Et il n’est visiblement plus exclu que le parti d’Eisenhower et de Reagan se soit laissé abuser par un démagogue véreux dont le style, la vie et le credo vaudraient trahison, non seulement des idéaux, mais des intérêts du pays.

Encore une considération divertissante. On se référera au livre de Davet et Lhomme pour appliquer la même phrase à François Hollande. Mais ce dernier est russophobe et europhile, il est courbé devant la nomenklatura française, donc il est exclu de reconnaître les innombrables trahisons de nos intérêts auxquelles il s’est livré.

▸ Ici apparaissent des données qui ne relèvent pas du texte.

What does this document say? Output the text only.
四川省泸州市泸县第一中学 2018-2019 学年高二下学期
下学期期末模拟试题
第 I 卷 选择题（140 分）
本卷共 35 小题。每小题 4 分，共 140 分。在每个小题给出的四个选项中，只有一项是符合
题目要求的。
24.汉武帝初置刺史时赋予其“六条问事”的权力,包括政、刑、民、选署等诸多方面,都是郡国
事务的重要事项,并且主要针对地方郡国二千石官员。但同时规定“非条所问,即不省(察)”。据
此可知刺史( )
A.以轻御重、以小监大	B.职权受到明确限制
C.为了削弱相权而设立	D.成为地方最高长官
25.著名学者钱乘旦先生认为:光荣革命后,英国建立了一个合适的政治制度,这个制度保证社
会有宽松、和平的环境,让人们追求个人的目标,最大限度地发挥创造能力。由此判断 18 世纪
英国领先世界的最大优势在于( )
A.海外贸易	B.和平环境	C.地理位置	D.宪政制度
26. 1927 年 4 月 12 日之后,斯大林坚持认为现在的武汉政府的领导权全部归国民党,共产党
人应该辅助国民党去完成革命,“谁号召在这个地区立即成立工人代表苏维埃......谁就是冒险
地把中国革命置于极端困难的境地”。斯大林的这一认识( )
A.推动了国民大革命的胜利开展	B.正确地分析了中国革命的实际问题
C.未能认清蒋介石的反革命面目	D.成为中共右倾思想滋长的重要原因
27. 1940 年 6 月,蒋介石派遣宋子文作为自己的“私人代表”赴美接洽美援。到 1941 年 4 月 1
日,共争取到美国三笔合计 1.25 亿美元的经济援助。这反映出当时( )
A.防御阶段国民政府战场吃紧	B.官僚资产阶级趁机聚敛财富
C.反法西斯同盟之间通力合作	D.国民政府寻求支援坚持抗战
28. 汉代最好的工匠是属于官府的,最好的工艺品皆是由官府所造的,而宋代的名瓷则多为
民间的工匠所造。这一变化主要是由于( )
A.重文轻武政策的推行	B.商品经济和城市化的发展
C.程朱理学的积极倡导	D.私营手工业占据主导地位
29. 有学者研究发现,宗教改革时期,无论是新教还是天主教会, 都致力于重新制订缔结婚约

Les élites parisiennes assument de mieux en mieux leur cynisme

Que nous dit BHL lorsqu’il parle de Trump? Que la démocratie file un mauvais coton parce qu’elle n’obéit plus à ses élites. BHL porte haut et fort les réflexes de caste qui expliquent pourquoi, depuis plusieurs mois, les médias subventionnés accablent les Français d’une vision systématiquement partiale et stigmatisante de Trump. Trump est un candidat de rupture, il refuse le multilatéralisme et promeut une nouvelle relation avec la Russie qui inquiète le complexe militaro-industriel américain, que nous pourrions appeler le gouvernement profond.

Et cette perte de pouvoir-là est vécue comme une crime de lèse-majesté par nos petits marquis. Ainsi donc, ce qu’on appelle la démocratie représentative est devenue le faux nez d’une hégémonie exercée sur la société par une élite avaricieuse.

Nos élites ne comprennent pas le changement du monde

Que retirer de cette longue campagne de dénigrement menée en France contre Trump? sinon que nos élites qui orchestrent ce discours, souvent avec efficacité, ne comprennent rien aux nouvelles dynamiques du monde. De fait, depuis vingt ans, la France empile les mauvais choix internationaux.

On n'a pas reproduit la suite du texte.